When it was over, several studies concluded that the world needs a well-funded, rapid-reaction mechanism, a firefighting team ready to deploy quickly in the face of spreading disease. The World Health Organization proposed a $100 million contingency fund but so far has raised only $31.5 million, Nabarro said. “In multilateral work, funding is oxygen,” he added. “When it comes to responding to outbreaks, WHO is starved of oxygen.”
Now comes the World Bank with a novel program that could help realize the goal of rapid response to such emergency health threats and save lives. The bank has announced the issuance of $500 million in specialized bonds and derivatives that will help poor countries cope with a pandemic such as Ebola. The effort will create a trust fund, the Pandemic Emergency Financing Facility, that can be quickly deployed for pandemic response, complementing the World Health Organization fund.
Investors who buy the bonds and provide the trust-fund financing upfront will reap premiums (at first, Japan and Germany are covering the premiums) but will also be taking a risk. If there is a major outbreak, the investors will lose some or all of their cash. This is the first time such an approach has been tried for pandemic risk, but a similar idea underlies insurance against other natural disasters and catastrophes.
… The trust-fund money will be used to respond to six viruses that are most likely to cause a pandemic, including influenza, Ebola, severe acute respiratory syndrome and Middle East respiratory syndrome. The financing to 77 eligible countries will be triggered depending on how far and fast a disease spreads and whether it crosses international borders.

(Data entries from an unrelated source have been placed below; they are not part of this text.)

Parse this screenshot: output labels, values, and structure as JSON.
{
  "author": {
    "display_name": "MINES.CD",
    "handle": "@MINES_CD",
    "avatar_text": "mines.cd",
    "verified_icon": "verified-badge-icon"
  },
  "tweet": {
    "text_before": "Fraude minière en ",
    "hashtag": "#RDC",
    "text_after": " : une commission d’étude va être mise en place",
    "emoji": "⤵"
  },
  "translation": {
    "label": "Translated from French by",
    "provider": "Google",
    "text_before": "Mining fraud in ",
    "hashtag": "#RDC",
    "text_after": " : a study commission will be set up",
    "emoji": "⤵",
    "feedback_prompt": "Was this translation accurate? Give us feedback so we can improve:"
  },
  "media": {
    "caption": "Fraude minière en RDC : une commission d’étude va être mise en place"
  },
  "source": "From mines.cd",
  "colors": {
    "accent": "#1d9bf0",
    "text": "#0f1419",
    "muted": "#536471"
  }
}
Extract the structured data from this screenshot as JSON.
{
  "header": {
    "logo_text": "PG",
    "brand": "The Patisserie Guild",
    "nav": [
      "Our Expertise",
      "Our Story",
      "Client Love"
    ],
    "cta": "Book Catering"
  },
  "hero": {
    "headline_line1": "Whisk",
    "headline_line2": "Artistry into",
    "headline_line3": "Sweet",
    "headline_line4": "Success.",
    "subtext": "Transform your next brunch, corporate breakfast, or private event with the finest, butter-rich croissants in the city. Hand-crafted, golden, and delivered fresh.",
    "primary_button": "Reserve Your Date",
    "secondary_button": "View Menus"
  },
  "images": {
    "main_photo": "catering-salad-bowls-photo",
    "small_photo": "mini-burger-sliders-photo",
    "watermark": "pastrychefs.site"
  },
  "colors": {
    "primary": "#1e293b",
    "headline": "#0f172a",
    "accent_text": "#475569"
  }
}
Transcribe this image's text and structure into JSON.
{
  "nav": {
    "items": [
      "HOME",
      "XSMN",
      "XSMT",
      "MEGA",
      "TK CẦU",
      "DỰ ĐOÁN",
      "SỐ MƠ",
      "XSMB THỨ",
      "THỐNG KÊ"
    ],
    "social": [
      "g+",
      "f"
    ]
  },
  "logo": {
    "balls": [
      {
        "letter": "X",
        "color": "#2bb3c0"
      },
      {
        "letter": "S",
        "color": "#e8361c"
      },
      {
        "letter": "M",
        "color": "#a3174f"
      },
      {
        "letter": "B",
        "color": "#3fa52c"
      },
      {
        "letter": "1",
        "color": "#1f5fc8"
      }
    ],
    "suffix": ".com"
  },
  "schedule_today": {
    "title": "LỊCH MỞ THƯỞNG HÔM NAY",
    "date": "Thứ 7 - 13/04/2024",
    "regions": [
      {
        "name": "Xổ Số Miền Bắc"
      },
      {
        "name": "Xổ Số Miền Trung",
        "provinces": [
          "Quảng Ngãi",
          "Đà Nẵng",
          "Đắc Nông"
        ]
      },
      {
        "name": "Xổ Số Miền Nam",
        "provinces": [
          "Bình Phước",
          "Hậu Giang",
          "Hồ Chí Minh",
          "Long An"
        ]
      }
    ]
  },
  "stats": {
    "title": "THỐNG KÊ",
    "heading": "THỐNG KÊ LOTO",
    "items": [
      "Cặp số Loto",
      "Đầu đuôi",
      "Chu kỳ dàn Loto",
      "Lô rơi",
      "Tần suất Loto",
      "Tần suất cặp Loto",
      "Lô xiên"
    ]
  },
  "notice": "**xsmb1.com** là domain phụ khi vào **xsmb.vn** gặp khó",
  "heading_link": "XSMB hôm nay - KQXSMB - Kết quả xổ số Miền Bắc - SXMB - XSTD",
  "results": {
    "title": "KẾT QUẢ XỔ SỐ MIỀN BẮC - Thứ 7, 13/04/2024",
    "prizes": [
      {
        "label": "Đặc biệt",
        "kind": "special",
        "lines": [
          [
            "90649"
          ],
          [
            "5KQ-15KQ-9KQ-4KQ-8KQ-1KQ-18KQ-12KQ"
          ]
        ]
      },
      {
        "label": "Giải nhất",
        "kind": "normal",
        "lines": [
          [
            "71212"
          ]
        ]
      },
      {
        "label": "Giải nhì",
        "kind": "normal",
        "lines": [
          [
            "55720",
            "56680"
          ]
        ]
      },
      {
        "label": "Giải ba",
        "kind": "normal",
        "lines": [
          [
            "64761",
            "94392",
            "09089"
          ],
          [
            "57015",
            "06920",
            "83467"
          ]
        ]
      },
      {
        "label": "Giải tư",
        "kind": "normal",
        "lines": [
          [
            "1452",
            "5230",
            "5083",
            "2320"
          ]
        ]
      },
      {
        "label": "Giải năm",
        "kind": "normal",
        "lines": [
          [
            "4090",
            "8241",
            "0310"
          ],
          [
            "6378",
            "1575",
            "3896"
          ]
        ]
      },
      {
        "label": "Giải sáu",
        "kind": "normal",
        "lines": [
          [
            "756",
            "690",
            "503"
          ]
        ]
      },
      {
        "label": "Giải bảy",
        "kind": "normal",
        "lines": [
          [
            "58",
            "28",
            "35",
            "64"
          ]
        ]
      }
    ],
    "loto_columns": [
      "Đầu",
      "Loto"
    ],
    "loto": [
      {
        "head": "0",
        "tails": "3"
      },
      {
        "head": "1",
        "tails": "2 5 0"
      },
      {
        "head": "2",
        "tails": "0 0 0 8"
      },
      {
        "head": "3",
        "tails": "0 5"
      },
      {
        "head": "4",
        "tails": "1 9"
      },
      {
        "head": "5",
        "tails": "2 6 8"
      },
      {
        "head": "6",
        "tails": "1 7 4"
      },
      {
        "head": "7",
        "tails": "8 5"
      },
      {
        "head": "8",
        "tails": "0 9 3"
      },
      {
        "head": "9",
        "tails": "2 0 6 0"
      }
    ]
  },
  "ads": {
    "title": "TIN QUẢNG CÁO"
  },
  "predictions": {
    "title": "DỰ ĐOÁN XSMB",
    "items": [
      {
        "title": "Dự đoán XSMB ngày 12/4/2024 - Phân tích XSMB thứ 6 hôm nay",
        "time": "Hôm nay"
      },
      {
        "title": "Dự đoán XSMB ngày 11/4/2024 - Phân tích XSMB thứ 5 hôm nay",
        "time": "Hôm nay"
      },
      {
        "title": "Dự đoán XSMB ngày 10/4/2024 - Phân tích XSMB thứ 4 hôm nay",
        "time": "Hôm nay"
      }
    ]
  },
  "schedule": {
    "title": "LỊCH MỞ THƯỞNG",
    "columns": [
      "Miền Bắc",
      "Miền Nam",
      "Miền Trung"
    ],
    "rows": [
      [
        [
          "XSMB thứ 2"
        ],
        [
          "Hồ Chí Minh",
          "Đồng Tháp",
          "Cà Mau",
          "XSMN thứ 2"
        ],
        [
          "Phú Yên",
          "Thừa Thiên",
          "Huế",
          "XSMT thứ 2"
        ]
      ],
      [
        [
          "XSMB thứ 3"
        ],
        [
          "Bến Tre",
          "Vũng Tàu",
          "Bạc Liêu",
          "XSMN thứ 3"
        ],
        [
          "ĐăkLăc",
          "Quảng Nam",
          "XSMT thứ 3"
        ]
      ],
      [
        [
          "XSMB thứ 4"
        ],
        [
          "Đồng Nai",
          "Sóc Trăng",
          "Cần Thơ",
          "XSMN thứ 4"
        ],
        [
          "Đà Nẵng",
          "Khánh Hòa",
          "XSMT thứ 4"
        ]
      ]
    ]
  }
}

When putting the program together, World Bank officials back-tested it against the history of the Ebola pandemic in 2014. They think, had it been in place, money would have flowed three months sooner than it did. Of course, money isn’t everything. But having a robust fund to send in the first teams is a promising and innovative step forward by the World Bank, and a worthy legacy of the Ebola catastrophe.